Подумал, что сразу надо было кончать разговор, а вот помедлил, застоялся, значит, слабость свою показал и страх свой обнаружил: хотя время давнее, время туманное, да и ничего не было. Но пакость устроить может, назовет шишей, и до ниточки оберут, голым оставят, не спросят отца-родителя и лоб не перекрестят... Ой, сон-то в руку пался.
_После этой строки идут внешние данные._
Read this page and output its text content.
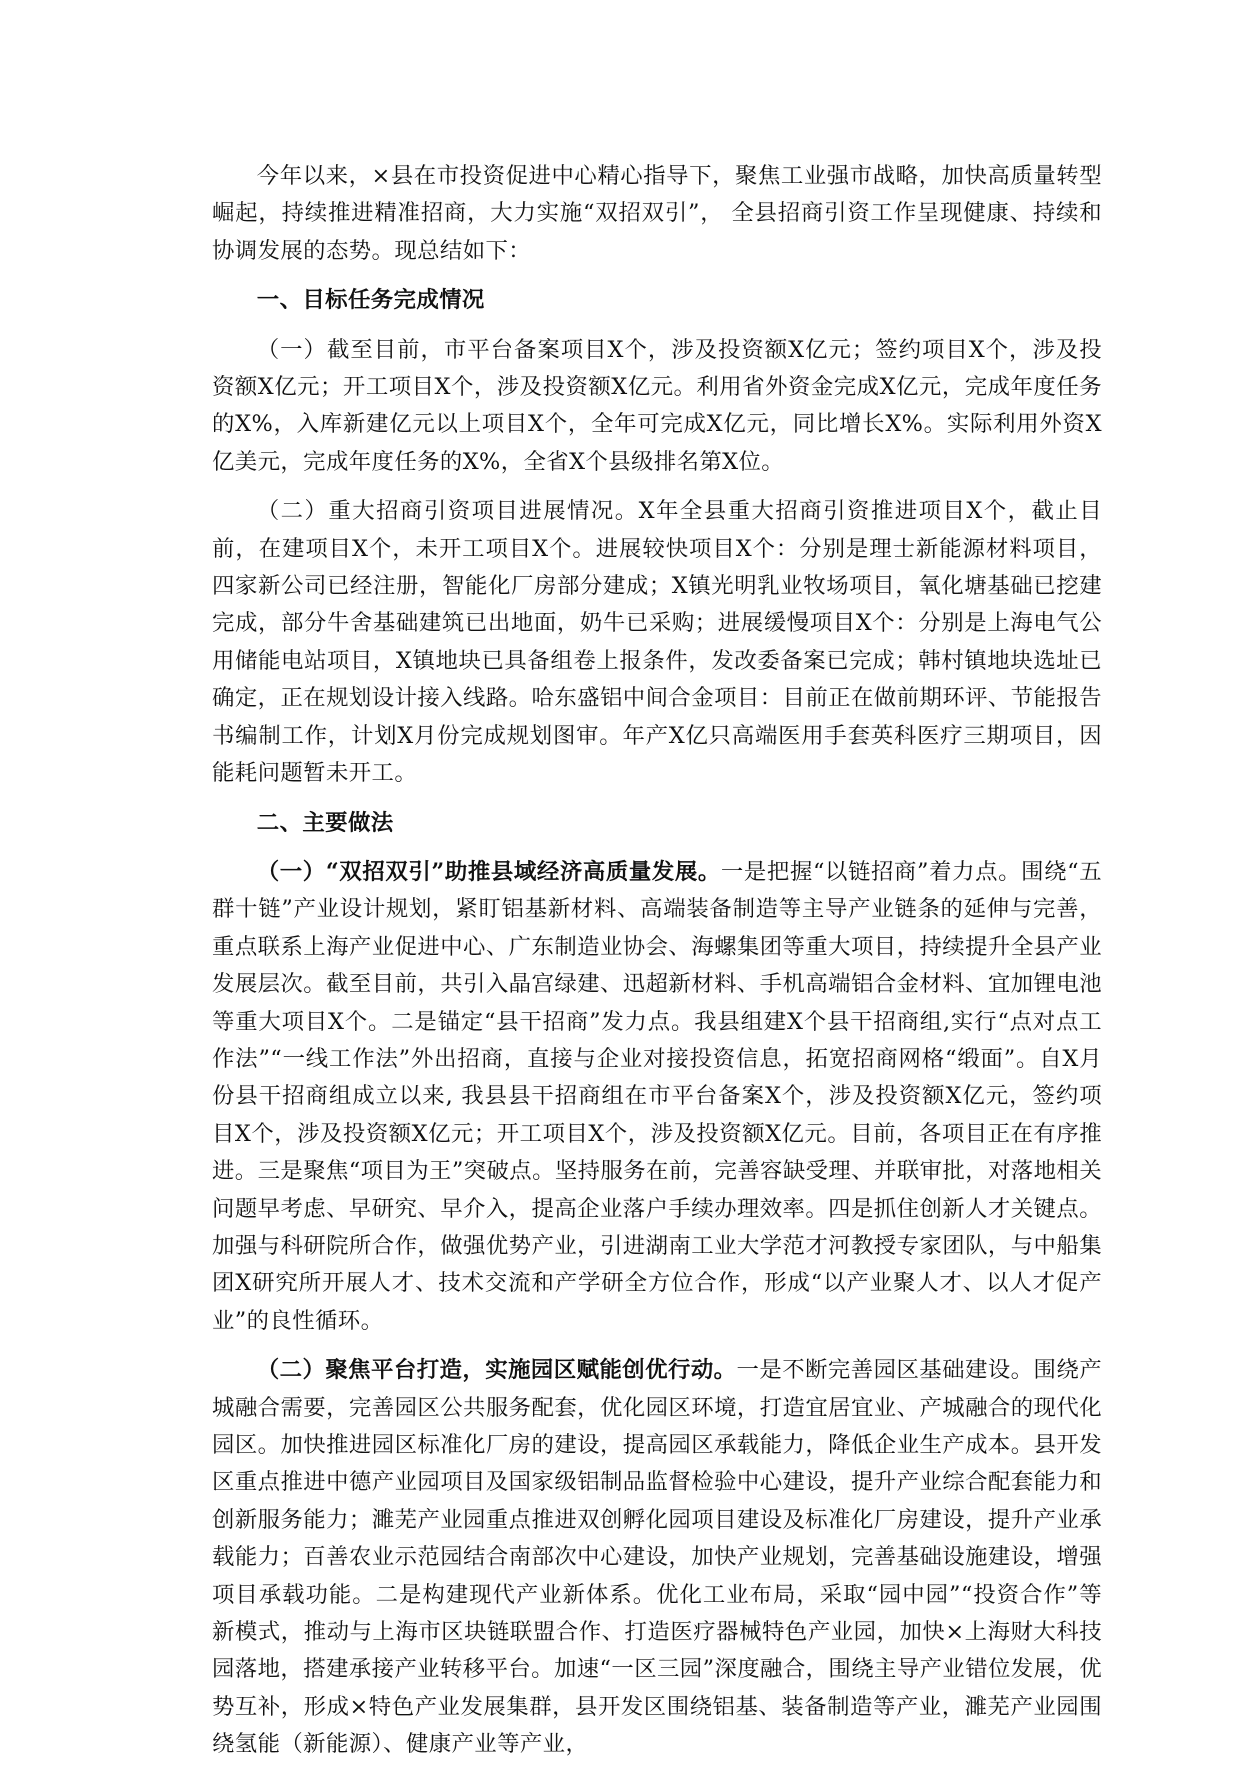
今年以来，×县在市投资促进中心精心指导下，聚焦工业强市战略，加快高质量转型崛起，持续推进精准招商，大力实施“双招双引”， 全县招商引资工作呈现健康、持续和协调发展的态势。现总结如下：

一、目标任务完成情况

（一）截至目前，市平台备案项目X个，涉及投资额X亿元；签约项目X个，涉及投资额X亿元；开工项目X个，涉及投资额X亿元。利用省外资金完成X亿元，完成年度任务的X%，入库新建亿元以上项目X个，全年可完成X亿元，同比增长X%。实际利用外资X亿美元，完成年度任务的X%，全省X个县级排名第X位。

（二）重大招商引资项目进展情况。X年全县重大招商引资推进项目X个，截止目前，在建项目X个，未开工项目X个。进展较快项目X个：分别是理士新能源材料项目，四家新公司已经注册，智能化厂房部分建成；X镇光明乳业牧场项目，氧化塘基础已挖建完成，部分牛舍基础建筑已出地面，奶牛已采购；进展缓慢项目X个：分别是上海电气公用储能电站项目，X镇地块已具备组卷上报条件，发改委备案已完成；韩村镇地块选址已确定，正在规划设计接入线路。哈东盛铝中间合金项目：目前正在做前期环评、节能报告书编制工作，计划X月份完成规划图审。年产X亿只高端医用手套英科医疗三期项目，因能耗问题暂未开工。

二、主要做法

（一）“双招双引”助推县域经济高质量发展。一是把握“以链招商”着力点。围绕“五群十链”产业设计规划，紧盯铝基新材料、高端装备制造等主导产业链条的延伸与完善，重点联系上海产业促进中心、广东制造业协会、海螺集团等重大项目，持续提升全县产业发展层次。截至目前，共引入晶宫绿建、迅超新材料、手机高端铝合金材料、宜加锂电池等重大项目X个。二是锚定“县干招商”发力点。我县组建X个县干招商组,实行“点对点工作法”“一线工作法”外出招商，直接与企业对接投资信息，拓宽招商网格“缎面”。自X月份县干招商组成立以来, 我县县干招商组在市平台备案X个，涉及投资额X亿元，签约项目X个，涉及投资额X亿元；开工项目X个，涉及投资额X亿元。目前，各项目正在有序推进。三是聚焦“项目为王”突破点。坚持服务在前，完善容缺受理、并联审批，对落地相关问题早考虑、早研究、早介入，提高企业落户手续办理效率。四是抓住创新人才关键点。加强与科研院所合作，做强优势产业，引进湖南工业大学范才河教授专家团队，与中船集团X研究所开展人才、技术交流和产学研全方位合作，形成“以产业聚人才、以人才促产业”的良性循环。

（二）聚焦平台打造，实施园区赋能创优行动。一是不断完善园区基础建设。围绕产城融合需要，完善园区公共服务配套，优化园区环境，打造宜居宜业、产城融合的现代化园区。加快推进园区标准化厂房的建设，提高园区承载能力，降低企业生产成本。县开发区重点推进中德产业园项目及国家级铝制品监督检验中心建设，提升产业综合配套能力和创新服务能力；濉芜产业园重点推进双创孵化园项目建设及标准化厂房建设，提升产业承载能力；百善农业示范园结合南部次中心建设，加快产业规划，完善基础设施建设，增强项目承载功能。二是构建现代产业新体系。优化工业布局，采取“园中园”“投资合作”等新模式，推动与上海市区块链联盟合作、打造医疗器械特色产业园，加快×上海财大科技园落地，搭建承接产业转移平台。加速“一区三园”深度融合，围绕主导产业错位发展，优势互补，形成×特色产业发展集群，县开发区围绕铝基、装备制造等产业，濉芜产业园围绕氢能（新能源）、健康产业等产业，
Вот и убыток прямой: уйдешь – неладно будет, и останешься – до греха недалеко.
– Да уж и не знай как... Больней я, в нутре-то так и все скворчит, жжет в нутре-то, – завыкручивался Петра Афанасьич.
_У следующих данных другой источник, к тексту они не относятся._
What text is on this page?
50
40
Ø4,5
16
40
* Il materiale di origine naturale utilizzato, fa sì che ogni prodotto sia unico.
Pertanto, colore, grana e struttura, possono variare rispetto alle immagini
– Посидели бы, как-никак земляки, – уже вяло и безо всякого интереса настаивал Степка.
– У меня и лавка-то не закрыта...
– Конопатый зятек приберет...
– Уж и это знаете?
– А как не знать-то, бат не без глаз.
– Вот беда-то...
– Никакой беды. Посидим, косушечку пропустим.
– Ну разве чуть-чуть, и не боле, – нехотя уступил Петра Афанасьич, понял умом, что кабак стороной не обойти.
В питейном доме было густо от мужиков, пахло сивухой, потом и кислой рыбой. Присели в уголке длинного стола. Степка быстро очистил место, сдвинул деревянные пивные кружки под локоть соседу, тот косо поглядел, но смолчал. Половой принес полуштоф водки и оловянные стакашки: сначала пили быстро, словно на пожар спешили, заедали вяленым палтосиным боком и баранками с солью.
– Ну и разговелись, вот и ладом. Ну как там у нас? – спросил Степка.